What does it take to set up a pilot for success?
To stack the odds in your favour, start small and choose a location with genuine potential for success. This involves assessing environmental need, feasibility, economic viability, narrative value and location. Building trust early on is also critical. Spend time on the ground, listen closely to stakeholders, and understand local politics and power dynamics. Design your pilot to reflect the priorities of those whose buy-in you rely on.
Why is listening to stakeholders so essential in the early stages?
Stakeholders know the local context best. By asking them where to pilot, what success looks like, and how the project can support their goals, you ensure your work is relevant and welcomed. Taking their advice helps build trust and collaboration, which are vital in the first pilot. This doesn’t mean staying tied to one approach forever. The first pilot is about laying foundations, gaining trust, and understanding existing theories of change. Once those basics work, you can begin to experiment with new models, technologies, or systems in future pilots.
How can you learn from others to strengthen your pilot design?
It’s important to seek out those who’ve already walked this path. Interview experts, study successful frontline projects, and immerse yourself in their real-world lessons. Learning from different regions or sectors can help you avoid common mistakes and bring tried-and-tested ideas into your own design. Inviting practitioners to the pilot location for hands-on workshops can also be invaluable. Working side-by-side in the actual environment builds confidence and grounds your plans in lived experience, rather than theory.
What mindset is needed during pilot implementation?
Expect it to be demanding, slow, and humbling. Implementing anything in the real world involves setbacks such as political shifts, resistance, limited capacity, or competing priorities. It often feels like walking through mud but these challenges are normal, and they’re where real systems change takes root.
Why is building strong governance crucial for scaling a system?
Even with the right solution, weak governance can cause a system to fail or remain small. Governance provides structure (e.g. clear roles, responsibilities, rules, and accountability) so the system doesn’t collapse when people or politics change.

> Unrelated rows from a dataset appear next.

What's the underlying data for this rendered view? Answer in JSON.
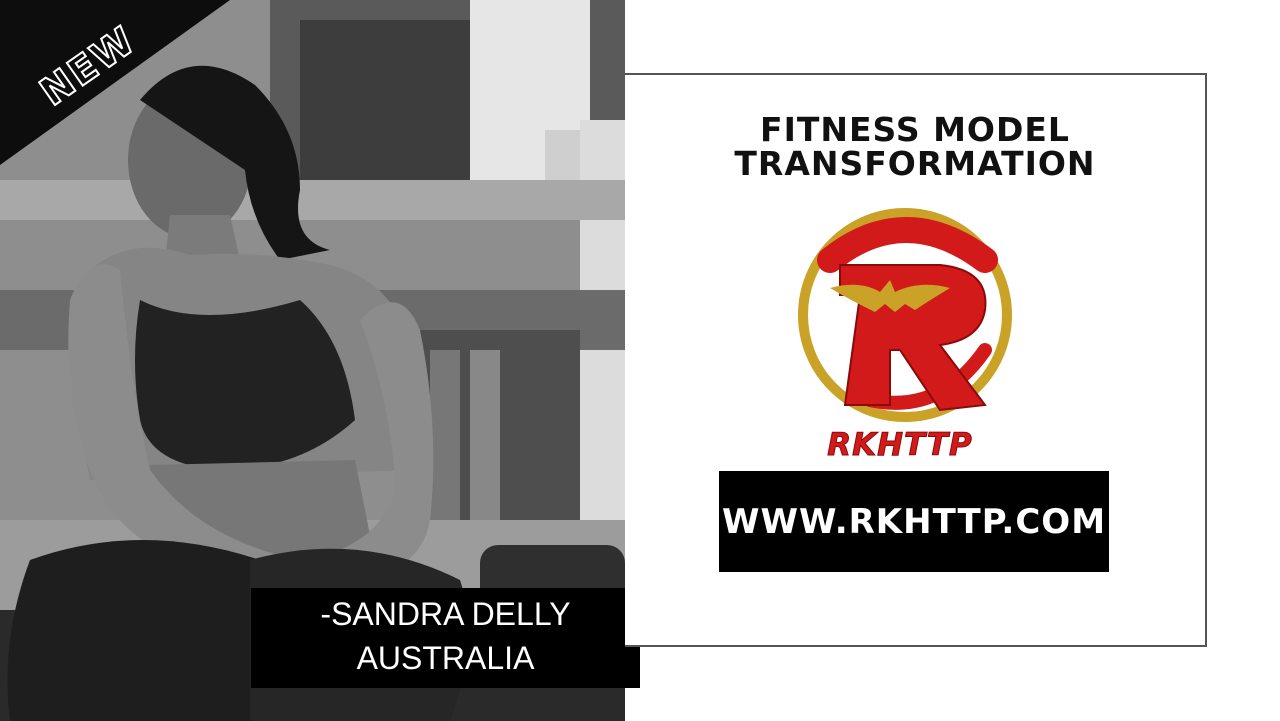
{
  "ribbon": {
    "label": "NEW"
  },
  "caption": {
    "line1": "-SANDRA DELLY",
    "line2": "AUSTRALIA"
  },
  "headline": {
    "line1": "FITNESS MODEL",
    "line2": "TRANSFORMATION"
  },
  "logo": {
    "letter": "R",
    "brand": "RKHTTP"
  },
  "website": {
    "url": "WWW.RKHTTP.COM"
  },
  "colors": {
    "brand_red": "#d21a1a",
    "gold": "#c9a227",
    "black": "#000000",
    "white": "#ffffff"
  },
  "icons": {
    "logo": "rkhttp-logo-icon",
    "gym_photo": "gym-photo-icon"
  }
}
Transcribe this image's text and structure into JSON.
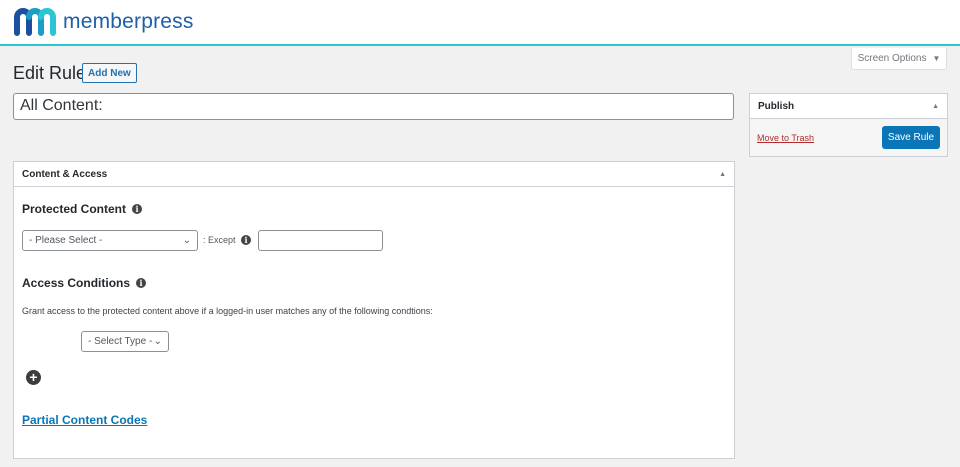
{
  "brand": {
    "name": "memberpress"
  },
  "screen_options": {
    "label": "Screen Options"
  },
  "page": {
    "title": "Edit Rule",
    "add_new": "Add New",
    "rule_title": "All Content:"
  },
  "publish": {
    "title": "Publish",
    "trash": "Move to Trash",
    "save": "Save Rule"
  },
  "content_access": {
    "title": "Content & Access",
    "protected_heading": "Protected Content",
    "protected_select": "- Please Select -",
    "except_label": ": Except",
    "except_value": "",
    "access_heading": "Access Conditions",
    "grant_text": "Grant access to the protected content above if a logged-in user matches any of the following condtions:",
    "type_select": "- Select Type -",
    "partial_link": "Partial Content Codes"
  },
  "colors": {
    "accent": "#0a76b8",
    "header_line": "#2ec5d3",
    "trash": "#b32d2e"
  }
}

For individual-dependent to system-dependent governance, early systems often rely on motivated leaders, making them fragile and inconsistent. System-dependent governance embeds roles and processes so progress continues regardless of elections or leadership changes.
For community-managed to institutionally coordinated systems, community-led efforts can be passionate but lack scale and resources. Central coordination by governments helps ensure consistency, funding, accountability, and wider coverage.